Reputation: 1642
Is there a way to access the Parent's attribute from inner() without its reference being passed explicitly to it (as I have to do in this code) ?
Here is my javascript code :
function Parent() {
return {
outer: {
parent: null, //I want to avoid this
name: 'outer',
inner: function() {
console.log(this.name);
console.log(this.parent.name); //how to access parent.name ?
}
},
name: 'parent'
};
}
$(document).ready(function() {
var p = new Parent();
p.outer.parent = p; //I want to avoid this
p.outer.inner();
});
Upvotes: 0
Views: 117
Reputation: 3098
You can ommit the p assignment by this:
function Parent() {
return {
outer: {
parent: this, //keep reference
name: 'outer',
inner: function() {
console.log(this.name);
console.log(this.parent.name); //how to access parent.name ?
}
},
name: 'parent'
};
}
$(document).ready(function() {
var p = new Parent();
p.outer.inner();
});
But I guess it's not what you need.
Upvotes: -1
Reputation: 147553
Is there a way to access the Parent's attribute from inner() without its reference being passed explicitly to it (as I have to do in this code) ?
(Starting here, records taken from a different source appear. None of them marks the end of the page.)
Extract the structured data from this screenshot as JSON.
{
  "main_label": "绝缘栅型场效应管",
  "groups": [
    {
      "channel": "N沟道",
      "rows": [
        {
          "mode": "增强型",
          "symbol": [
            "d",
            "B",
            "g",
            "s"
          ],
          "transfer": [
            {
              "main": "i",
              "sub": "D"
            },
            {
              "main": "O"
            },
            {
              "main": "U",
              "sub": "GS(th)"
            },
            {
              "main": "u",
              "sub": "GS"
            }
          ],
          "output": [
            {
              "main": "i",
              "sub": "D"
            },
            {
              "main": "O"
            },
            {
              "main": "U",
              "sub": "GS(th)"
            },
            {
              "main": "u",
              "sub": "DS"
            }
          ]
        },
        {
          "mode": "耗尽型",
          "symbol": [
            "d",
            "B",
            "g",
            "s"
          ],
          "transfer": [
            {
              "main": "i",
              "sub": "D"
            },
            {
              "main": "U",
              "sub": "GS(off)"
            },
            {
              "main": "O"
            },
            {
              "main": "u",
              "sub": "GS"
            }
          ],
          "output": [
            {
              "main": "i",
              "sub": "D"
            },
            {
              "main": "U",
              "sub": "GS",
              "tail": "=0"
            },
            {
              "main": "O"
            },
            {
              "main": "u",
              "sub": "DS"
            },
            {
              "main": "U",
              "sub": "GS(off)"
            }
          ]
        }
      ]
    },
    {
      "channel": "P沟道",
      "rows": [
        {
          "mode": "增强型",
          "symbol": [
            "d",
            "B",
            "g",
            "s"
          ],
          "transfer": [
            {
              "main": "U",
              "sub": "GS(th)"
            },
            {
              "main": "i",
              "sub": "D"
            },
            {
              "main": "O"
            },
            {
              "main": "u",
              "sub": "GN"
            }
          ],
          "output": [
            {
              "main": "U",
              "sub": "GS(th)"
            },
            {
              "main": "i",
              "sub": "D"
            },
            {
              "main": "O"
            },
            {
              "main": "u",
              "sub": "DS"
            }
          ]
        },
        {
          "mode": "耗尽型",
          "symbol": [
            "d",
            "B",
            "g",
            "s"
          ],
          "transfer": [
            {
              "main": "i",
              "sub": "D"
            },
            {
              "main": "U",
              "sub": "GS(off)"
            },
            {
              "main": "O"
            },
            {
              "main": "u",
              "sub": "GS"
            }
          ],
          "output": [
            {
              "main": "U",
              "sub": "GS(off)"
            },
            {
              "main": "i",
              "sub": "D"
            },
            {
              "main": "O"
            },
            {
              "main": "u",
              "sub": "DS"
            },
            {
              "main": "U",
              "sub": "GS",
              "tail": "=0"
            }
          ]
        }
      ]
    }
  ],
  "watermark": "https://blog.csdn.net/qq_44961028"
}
No. There is no structure to objects other than name/value pairs, an object has no knowledge of things that reference it. Relationships are created entirely by assigning values to properties and work only in one direction: from a reference to an object.
The object literal:
var a = {foo: {bar:'bar'}};
is identical to:
var a = {};
a.foo = {bar:'bar'};
which is identical to:
var a = new Object();
var b = new Object();
b['bar'] = 'bar';
a['foo'] = b;
and any number of other similar formulations.